雲綺亭亭立於殿中,眉眼間帶著恰到好處的溫順,周身縈繞著人畜無害的氣息,任誰瞧了都生不出半分防備。
她輕輕福身,朝著楚宣帝道:“陛下,臣女以這幅《金翎瑞鹿圖》為賀,恭祝榮貴妃娘娘壽誕。”
“孔雀開屏乃盛世之兆,正襯娘娘風華絕代。白鹿銜芝是祥瑞之征,寓意娘娘福壽康寧。”
“金羽銀毛相映成輝,取的是「金枝玉葉,福壽雙全」之意。願此畫能博皇上、皇後與榮貴妃娘娘一笑。”
尾音微揚,她偏頭望向榮貴妃,笑意裡添了幾分清甜,“若有筆法粗陋之處,還望榮貴妃娘娘不吝指點。”
指點?
指點什麼?
榮貴妃臉色難看至極。
又是讚她風華絕代,又是祝她福壽康寧,這一頂頂高帽扣下來,任誰也挑不出錯處。
就算她看出這畫裡隱藏的意思,又如何能表現出半點不高興?
她若是表現出不高興,就是擺明了不敬皇後。
更何況,陛下方才剛誇過她這畫作精妙!
榮貴妃憋了一肚子火,偏要堆出笑來,轉頭看向台下的蕭蘭淑:“本宮竟不知,你這孩子畫工這般高超,之前怎麼沒聽姐姐提起過?”

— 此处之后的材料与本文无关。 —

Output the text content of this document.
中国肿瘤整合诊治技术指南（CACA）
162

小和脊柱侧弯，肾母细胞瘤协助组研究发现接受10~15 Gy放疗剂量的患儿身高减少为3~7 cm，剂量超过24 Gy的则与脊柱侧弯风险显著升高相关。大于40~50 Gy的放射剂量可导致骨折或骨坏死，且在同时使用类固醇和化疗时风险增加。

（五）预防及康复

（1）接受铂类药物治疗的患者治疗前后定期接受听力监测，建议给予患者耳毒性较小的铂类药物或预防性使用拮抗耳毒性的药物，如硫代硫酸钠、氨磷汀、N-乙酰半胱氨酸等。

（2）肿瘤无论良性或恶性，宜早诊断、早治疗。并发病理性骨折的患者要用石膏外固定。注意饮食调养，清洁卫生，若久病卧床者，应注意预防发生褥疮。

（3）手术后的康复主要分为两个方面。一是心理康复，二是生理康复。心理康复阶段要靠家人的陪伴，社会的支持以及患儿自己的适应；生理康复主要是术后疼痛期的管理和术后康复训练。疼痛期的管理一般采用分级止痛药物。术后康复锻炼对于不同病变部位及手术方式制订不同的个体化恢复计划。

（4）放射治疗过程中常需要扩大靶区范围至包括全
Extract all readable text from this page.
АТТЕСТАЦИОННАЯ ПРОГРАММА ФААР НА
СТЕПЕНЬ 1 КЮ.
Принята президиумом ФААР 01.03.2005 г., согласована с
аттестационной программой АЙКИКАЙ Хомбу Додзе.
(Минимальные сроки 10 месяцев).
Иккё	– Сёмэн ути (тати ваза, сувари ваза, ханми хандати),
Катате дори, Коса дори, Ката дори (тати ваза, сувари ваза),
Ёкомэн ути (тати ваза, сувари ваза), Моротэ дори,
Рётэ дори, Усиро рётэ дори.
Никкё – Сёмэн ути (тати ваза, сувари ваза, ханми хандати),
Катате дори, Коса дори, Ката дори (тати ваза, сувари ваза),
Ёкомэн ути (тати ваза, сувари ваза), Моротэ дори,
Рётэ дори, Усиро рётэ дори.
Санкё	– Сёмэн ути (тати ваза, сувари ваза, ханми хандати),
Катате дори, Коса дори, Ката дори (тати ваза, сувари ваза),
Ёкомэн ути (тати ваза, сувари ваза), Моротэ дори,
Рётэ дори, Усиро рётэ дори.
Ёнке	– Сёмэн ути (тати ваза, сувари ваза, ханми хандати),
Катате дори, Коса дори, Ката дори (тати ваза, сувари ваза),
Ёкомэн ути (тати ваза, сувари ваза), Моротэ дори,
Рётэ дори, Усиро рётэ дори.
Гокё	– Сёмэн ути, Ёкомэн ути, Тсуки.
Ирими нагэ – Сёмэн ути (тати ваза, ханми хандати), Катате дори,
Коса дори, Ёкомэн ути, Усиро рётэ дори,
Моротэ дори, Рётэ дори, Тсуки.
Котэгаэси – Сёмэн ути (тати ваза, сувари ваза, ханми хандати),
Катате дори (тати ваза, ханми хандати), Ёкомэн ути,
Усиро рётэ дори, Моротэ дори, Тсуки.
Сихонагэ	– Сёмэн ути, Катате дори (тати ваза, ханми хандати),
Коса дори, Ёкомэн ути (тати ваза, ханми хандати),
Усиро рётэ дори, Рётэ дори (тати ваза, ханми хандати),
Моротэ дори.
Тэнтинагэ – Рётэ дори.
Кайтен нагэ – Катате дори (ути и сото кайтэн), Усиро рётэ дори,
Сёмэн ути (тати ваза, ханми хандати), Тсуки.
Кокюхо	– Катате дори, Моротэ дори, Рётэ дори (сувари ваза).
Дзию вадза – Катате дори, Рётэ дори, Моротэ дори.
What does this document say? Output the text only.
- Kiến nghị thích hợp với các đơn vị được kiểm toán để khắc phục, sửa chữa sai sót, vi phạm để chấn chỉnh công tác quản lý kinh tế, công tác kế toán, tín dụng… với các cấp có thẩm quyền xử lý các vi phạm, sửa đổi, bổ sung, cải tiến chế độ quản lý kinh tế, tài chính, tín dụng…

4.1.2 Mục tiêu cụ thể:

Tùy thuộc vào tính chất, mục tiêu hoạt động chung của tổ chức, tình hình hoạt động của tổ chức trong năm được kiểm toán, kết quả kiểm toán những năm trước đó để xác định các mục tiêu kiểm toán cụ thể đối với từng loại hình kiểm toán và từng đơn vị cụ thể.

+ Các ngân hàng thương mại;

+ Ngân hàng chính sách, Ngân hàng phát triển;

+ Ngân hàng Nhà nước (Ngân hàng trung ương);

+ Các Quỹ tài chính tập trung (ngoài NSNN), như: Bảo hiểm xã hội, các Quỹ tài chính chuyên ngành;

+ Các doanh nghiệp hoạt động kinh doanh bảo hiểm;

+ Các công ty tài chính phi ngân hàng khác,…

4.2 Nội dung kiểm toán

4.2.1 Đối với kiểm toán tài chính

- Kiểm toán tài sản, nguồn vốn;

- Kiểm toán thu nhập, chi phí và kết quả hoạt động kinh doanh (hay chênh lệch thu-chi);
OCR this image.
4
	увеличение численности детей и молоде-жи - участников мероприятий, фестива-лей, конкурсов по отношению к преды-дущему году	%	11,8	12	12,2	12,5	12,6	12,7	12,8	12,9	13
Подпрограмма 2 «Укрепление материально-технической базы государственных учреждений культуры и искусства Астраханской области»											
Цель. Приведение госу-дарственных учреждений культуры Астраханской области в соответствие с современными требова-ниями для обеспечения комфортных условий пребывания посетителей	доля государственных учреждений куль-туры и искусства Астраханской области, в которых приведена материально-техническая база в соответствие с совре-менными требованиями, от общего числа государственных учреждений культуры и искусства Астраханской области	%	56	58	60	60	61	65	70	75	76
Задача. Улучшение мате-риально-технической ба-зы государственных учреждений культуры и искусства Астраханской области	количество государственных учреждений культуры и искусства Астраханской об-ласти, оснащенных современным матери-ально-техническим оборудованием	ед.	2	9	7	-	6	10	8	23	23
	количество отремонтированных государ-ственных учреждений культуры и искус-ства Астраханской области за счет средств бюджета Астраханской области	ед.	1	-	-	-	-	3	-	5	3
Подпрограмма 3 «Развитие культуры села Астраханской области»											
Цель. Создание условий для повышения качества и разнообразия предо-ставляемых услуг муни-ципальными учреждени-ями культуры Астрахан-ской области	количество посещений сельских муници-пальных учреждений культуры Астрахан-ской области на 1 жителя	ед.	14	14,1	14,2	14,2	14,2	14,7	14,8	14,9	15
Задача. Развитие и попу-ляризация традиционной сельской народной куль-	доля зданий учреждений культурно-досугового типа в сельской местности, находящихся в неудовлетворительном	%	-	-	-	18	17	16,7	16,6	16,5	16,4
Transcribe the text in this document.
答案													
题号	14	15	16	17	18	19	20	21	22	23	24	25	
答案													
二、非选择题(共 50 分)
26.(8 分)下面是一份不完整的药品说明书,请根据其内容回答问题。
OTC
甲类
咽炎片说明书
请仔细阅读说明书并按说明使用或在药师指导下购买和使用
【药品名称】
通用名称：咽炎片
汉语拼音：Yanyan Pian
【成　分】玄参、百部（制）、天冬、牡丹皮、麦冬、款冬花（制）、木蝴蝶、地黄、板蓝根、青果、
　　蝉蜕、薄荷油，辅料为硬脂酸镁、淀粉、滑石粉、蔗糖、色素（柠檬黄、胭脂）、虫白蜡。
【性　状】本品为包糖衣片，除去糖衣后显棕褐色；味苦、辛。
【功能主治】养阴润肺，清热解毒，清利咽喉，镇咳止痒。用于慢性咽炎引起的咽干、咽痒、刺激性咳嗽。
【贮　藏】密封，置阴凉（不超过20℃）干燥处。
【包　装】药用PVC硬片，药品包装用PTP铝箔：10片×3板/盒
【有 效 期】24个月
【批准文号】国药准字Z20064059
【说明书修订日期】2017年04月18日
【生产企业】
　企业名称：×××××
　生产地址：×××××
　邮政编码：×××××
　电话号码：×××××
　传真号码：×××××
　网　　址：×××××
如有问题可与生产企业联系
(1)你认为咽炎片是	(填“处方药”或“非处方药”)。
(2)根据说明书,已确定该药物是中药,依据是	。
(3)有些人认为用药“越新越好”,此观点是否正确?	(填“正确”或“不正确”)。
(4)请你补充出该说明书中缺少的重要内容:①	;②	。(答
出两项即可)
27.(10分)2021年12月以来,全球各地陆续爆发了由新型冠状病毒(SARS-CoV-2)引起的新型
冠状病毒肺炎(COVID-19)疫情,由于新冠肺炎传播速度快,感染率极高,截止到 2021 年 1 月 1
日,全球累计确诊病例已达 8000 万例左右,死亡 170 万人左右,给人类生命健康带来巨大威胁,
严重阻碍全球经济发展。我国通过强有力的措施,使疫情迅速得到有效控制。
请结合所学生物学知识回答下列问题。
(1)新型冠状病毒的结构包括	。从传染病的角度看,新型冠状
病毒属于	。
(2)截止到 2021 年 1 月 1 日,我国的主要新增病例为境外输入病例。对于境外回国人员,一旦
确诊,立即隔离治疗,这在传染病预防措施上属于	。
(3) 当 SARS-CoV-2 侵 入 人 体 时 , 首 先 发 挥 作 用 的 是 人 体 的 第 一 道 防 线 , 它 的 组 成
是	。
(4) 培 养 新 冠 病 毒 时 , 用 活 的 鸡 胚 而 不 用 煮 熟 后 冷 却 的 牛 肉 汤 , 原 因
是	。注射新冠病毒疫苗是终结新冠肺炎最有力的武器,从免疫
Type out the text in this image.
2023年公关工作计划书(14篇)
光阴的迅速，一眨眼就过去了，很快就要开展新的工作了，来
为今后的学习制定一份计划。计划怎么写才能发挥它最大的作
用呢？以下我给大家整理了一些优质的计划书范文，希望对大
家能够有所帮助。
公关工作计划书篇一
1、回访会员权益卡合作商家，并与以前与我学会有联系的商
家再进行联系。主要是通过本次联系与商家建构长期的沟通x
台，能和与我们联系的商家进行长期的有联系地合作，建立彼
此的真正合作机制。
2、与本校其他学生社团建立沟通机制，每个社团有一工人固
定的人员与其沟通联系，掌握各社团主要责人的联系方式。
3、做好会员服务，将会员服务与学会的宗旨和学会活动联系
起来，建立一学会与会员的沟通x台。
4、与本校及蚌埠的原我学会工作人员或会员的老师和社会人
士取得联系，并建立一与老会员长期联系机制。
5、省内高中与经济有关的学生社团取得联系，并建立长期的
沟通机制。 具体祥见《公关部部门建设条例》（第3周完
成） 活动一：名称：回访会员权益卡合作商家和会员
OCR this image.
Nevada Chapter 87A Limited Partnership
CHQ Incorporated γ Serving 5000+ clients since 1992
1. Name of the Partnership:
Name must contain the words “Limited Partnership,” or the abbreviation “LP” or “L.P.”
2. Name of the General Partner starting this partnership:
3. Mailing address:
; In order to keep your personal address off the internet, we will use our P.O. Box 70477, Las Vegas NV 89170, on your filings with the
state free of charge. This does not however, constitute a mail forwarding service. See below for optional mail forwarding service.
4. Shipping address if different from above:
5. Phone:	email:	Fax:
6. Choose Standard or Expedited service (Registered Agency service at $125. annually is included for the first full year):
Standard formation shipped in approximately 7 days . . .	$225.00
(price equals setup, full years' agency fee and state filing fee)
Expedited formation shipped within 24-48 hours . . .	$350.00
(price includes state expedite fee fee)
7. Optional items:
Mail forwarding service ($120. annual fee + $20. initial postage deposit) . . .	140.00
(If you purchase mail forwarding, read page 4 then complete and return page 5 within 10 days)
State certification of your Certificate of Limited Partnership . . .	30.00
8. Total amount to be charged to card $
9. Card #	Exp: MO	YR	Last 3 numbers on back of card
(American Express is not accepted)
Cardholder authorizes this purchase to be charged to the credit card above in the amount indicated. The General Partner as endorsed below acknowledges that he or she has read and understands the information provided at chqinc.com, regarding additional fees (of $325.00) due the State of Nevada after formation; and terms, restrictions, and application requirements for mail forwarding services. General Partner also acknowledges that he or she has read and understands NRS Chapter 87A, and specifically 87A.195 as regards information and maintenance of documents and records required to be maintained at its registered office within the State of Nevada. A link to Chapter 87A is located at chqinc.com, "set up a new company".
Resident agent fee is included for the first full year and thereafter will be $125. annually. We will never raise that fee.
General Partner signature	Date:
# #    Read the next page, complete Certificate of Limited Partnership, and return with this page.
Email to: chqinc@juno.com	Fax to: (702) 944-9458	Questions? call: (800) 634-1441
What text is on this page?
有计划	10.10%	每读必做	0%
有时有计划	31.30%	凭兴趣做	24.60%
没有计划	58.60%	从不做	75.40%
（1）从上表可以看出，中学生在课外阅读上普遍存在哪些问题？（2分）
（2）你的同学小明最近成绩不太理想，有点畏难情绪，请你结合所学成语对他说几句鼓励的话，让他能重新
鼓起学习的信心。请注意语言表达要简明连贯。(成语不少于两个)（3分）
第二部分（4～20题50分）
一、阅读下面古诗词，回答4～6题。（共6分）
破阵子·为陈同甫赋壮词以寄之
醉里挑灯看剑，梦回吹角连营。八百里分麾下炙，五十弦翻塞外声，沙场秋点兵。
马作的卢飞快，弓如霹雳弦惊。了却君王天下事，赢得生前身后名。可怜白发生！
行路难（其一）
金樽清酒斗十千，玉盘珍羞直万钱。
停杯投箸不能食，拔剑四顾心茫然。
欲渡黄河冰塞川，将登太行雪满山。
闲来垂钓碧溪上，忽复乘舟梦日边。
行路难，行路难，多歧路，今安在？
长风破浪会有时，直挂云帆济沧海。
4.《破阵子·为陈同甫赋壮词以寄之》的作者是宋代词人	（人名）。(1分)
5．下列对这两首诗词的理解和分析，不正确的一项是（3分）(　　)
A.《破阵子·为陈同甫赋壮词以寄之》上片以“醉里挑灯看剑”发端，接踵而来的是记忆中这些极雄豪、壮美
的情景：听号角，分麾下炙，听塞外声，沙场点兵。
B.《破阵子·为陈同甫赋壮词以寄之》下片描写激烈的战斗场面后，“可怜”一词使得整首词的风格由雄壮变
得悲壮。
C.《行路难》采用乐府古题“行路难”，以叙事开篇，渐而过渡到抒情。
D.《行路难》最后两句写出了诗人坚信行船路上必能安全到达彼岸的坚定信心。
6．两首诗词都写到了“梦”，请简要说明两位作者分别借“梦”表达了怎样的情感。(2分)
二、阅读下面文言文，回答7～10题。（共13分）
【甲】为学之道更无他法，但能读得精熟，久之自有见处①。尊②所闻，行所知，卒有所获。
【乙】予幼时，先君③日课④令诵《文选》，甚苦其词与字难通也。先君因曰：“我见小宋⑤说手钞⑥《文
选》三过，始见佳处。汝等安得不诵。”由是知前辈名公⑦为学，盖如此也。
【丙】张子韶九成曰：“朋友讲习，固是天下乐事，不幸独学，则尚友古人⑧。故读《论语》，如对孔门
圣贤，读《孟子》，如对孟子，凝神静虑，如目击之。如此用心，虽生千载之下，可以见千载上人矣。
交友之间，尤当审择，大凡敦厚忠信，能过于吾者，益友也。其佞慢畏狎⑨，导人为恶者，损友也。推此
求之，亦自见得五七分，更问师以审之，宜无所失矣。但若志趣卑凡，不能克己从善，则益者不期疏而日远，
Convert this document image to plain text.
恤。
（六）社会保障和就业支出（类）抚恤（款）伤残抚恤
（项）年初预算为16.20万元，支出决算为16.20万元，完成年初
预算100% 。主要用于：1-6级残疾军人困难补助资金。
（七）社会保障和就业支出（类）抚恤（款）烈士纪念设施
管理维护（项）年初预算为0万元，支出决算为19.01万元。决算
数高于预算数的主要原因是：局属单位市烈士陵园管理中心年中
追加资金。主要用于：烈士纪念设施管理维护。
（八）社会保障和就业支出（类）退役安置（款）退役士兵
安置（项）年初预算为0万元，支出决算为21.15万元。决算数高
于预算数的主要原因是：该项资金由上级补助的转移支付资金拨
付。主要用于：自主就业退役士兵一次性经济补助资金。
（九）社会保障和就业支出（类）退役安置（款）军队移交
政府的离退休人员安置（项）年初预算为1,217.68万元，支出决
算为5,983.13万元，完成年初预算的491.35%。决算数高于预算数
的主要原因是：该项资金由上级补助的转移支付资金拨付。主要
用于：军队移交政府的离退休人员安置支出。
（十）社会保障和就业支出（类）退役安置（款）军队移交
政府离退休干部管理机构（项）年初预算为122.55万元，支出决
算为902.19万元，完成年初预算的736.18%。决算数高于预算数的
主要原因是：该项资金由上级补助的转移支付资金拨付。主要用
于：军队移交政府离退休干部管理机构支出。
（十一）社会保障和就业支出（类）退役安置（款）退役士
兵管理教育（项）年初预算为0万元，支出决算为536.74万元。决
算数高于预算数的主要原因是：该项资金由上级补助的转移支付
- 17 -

彆說榮貴妃沒想到了,蕭蘭淑又如何能想到,雲綺竟然真的會畫畫,還畫得這樣驚豔絕倫。
她何時有了這般天賦?
蕭蘭淑喉間發緊,掌心都要被掐出印來,麵上卻眼珠一轉賠笑道:“……回娘娘,其實這幅畫,是這孩子早就準備好的。”
“三個月前她讓妾身找了位畫師教習她丹青,每日刻苦練習,說是要為姨母獻上壽禮。不過妾身也沒想到,她能學得如此出色。”
聞言,眾人頓時露出恍然的表情。
原來這幅驚豔四座的畫作並非臨場揮毫,竟是早有準備,耗費數月勤學苦練而成。
難怪方才作畫時運筆如飛、一氣嗬成。
若真是臨場發揮,小小年紀竟有這等功力,實在令人難以置信。
不過,雖說有備而來,但短短三個月就能習得這般精湛畫藝,看來這侯府的假千金也不像傳聞中那般蠢笨草包,反倒是在丹青一道上天賦異稟。
雲綺餘光掃過蕭蘭淑的神色。
蕭蘭淑腦子倒是轉得快,立馬將功勞拉到自己和侯府的栽培上。
但她並未反駁。
畢竟若在皇上麵前拆穿蕭蘭淑從未找過畫師教她,那她憑空擁有這般畫藝的緣由,倒也不好解釋。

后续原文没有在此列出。